A new wave of agricultural technology specialists from abroad is trying to help Chinese farmers to save water and improve their crop yields.

The country’s farmers need all the help they can get. Not only have they been
deprived of funding and technology, environmental math is against them too.
Farmers lack the equipment required to respond to an increasing demand for
agricultural products, as well as an adequate social security apparatus.

Water shortage
China’s farmers have to feed a fifth of the
world’s population using 10% of its arable land. Government analysts say that
this will result in dramatic water shortage by 2030 if usage continues at its
present rate. In a nation where agriculture accounts for 70% of water
consumption, catastrophe may only be avoided through improved efficiency.

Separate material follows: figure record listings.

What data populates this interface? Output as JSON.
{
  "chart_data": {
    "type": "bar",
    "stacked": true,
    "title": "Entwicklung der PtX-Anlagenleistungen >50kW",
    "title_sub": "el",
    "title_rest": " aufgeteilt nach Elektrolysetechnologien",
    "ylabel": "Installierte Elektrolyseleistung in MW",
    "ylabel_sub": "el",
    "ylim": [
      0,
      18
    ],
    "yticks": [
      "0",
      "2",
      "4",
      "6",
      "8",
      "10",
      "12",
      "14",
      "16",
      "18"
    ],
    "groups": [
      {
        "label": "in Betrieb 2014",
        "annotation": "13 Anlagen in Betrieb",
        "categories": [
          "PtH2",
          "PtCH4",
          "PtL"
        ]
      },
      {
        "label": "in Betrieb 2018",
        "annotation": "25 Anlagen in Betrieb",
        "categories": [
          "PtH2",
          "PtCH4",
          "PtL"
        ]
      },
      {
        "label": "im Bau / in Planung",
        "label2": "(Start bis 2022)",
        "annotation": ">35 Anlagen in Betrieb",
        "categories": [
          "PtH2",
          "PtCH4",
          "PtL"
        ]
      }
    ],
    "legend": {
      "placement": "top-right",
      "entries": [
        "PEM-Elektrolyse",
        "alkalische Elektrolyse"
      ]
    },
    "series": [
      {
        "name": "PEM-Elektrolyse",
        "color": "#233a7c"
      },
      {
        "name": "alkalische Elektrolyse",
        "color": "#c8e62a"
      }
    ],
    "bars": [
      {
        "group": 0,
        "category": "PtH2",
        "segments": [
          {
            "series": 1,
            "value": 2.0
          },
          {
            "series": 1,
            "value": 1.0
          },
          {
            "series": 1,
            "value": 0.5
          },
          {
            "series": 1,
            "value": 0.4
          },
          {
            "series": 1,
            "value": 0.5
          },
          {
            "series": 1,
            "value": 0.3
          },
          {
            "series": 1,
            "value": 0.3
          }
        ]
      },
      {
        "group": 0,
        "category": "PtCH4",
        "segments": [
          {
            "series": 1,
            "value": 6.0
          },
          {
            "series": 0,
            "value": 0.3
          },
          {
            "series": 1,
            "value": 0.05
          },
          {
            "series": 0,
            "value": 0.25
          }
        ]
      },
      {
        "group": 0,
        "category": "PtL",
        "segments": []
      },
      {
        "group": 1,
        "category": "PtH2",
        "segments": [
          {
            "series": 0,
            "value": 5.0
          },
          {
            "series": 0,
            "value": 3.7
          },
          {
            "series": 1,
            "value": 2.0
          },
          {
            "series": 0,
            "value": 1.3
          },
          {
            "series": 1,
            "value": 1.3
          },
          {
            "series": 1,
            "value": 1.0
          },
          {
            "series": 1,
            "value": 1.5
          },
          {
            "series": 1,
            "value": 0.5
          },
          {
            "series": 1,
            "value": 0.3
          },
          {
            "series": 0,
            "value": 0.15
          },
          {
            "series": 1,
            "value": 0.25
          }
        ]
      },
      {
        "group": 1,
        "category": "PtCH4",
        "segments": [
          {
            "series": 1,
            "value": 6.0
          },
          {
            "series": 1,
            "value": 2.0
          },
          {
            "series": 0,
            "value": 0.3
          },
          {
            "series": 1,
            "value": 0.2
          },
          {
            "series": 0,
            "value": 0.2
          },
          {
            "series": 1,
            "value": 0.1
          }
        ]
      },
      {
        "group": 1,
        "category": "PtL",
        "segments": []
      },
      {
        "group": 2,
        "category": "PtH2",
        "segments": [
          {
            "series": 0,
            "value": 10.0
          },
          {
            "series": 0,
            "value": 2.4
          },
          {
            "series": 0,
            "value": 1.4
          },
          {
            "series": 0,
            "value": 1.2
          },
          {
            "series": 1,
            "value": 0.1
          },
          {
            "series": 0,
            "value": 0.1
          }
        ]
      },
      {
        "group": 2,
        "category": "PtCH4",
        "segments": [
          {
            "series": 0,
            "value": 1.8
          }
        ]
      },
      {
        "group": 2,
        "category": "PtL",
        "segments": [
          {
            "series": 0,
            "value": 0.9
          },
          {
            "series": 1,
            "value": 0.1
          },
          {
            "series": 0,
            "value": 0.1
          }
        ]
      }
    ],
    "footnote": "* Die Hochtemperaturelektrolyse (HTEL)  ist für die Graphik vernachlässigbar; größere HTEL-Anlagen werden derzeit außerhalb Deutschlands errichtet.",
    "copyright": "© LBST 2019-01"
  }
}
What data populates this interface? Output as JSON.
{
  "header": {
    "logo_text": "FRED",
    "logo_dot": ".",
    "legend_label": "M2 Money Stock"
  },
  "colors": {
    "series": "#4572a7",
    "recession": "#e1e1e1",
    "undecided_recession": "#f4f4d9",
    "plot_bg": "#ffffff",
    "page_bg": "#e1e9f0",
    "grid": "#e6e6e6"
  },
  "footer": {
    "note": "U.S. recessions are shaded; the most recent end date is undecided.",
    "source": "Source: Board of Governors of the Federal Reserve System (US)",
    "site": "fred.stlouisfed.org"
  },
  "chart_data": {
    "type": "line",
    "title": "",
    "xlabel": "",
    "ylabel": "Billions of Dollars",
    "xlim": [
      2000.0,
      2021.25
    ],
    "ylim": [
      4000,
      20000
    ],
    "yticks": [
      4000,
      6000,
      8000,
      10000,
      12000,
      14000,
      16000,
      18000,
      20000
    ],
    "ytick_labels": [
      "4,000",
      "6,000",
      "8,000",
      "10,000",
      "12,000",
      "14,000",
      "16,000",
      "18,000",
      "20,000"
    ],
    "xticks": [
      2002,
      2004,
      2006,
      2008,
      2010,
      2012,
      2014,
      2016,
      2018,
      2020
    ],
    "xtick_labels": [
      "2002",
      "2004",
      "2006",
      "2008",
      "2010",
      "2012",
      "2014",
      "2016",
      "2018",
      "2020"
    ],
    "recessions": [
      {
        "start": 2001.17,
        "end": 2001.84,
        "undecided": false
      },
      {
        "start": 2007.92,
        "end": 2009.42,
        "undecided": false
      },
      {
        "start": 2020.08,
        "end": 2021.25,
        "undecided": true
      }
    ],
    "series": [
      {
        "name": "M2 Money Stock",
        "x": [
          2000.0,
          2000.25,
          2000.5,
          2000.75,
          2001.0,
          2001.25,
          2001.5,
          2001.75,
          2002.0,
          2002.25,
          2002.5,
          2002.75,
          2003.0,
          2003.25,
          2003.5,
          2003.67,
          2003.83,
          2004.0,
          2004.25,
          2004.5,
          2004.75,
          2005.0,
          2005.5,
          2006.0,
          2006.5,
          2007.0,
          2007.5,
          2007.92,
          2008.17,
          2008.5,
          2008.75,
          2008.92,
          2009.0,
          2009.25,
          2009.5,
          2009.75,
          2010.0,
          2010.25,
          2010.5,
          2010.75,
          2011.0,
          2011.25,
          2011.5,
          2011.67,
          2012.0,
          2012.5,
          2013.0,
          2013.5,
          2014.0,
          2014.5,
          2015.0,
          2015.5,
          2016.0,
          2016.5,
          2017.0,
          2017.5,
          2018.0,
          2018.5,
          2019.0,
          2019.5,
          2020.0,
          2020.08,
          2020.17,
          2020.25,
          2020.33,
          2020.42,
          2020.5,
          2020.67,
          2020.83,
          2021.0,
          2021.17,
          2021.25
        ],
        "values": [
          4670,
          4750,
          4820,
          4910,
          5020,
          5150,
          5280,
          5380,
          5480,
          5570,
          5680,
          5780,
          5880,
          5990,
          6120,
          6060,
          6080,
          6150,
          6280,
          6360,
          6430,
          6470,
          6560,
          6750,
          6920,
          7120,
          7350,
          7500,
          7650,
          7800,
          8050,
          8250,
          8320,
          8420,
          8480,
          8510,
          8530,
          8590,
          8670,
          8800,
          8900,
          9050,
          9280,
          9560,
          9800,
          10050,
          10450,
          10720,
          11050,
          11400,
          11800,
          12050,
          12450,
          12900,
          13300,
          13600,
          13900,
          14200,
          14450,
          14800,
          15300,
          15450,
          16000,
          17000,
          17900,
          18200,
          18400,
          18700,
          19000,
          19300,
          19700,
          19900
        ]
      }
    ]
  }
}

“In northern China, if you want to develop large-scale mechanized
agriculture, irrigation is a must.” said Frank Yan, China chief representative
for irrigation company Lindsay Manufacturing. Lindsay’s center-pivot irrigation
machines (starting price US$35,000) offer water savings of 50%. In 2005, the
company sold 30-40 machines in China; it expects to pass 300 sales this year.

Slow consolidation
Efficiency and technology can
deliver water savings and improve yield; mechanized harvesting can bring in
enormous quantities of produce in a fraction of the time of traditional labor;
new animal breeds can increase husbandry output; and better fertilizers and
pesticides can ward off pests and disease. But these solutions can be a hard
sell to the vast majority of farmers, who tend their small plots of land using
the same methods as their great-grandparents. Where modern techniques have been
introduced, farmers often don’t know how to incorporate them effectively. Many
companies are therefore establishing closer links with the product source and
the farmers.

Although consolidation may be slow, it seems that foreign
agri companies are changing the way Chinese farmers grow their crops.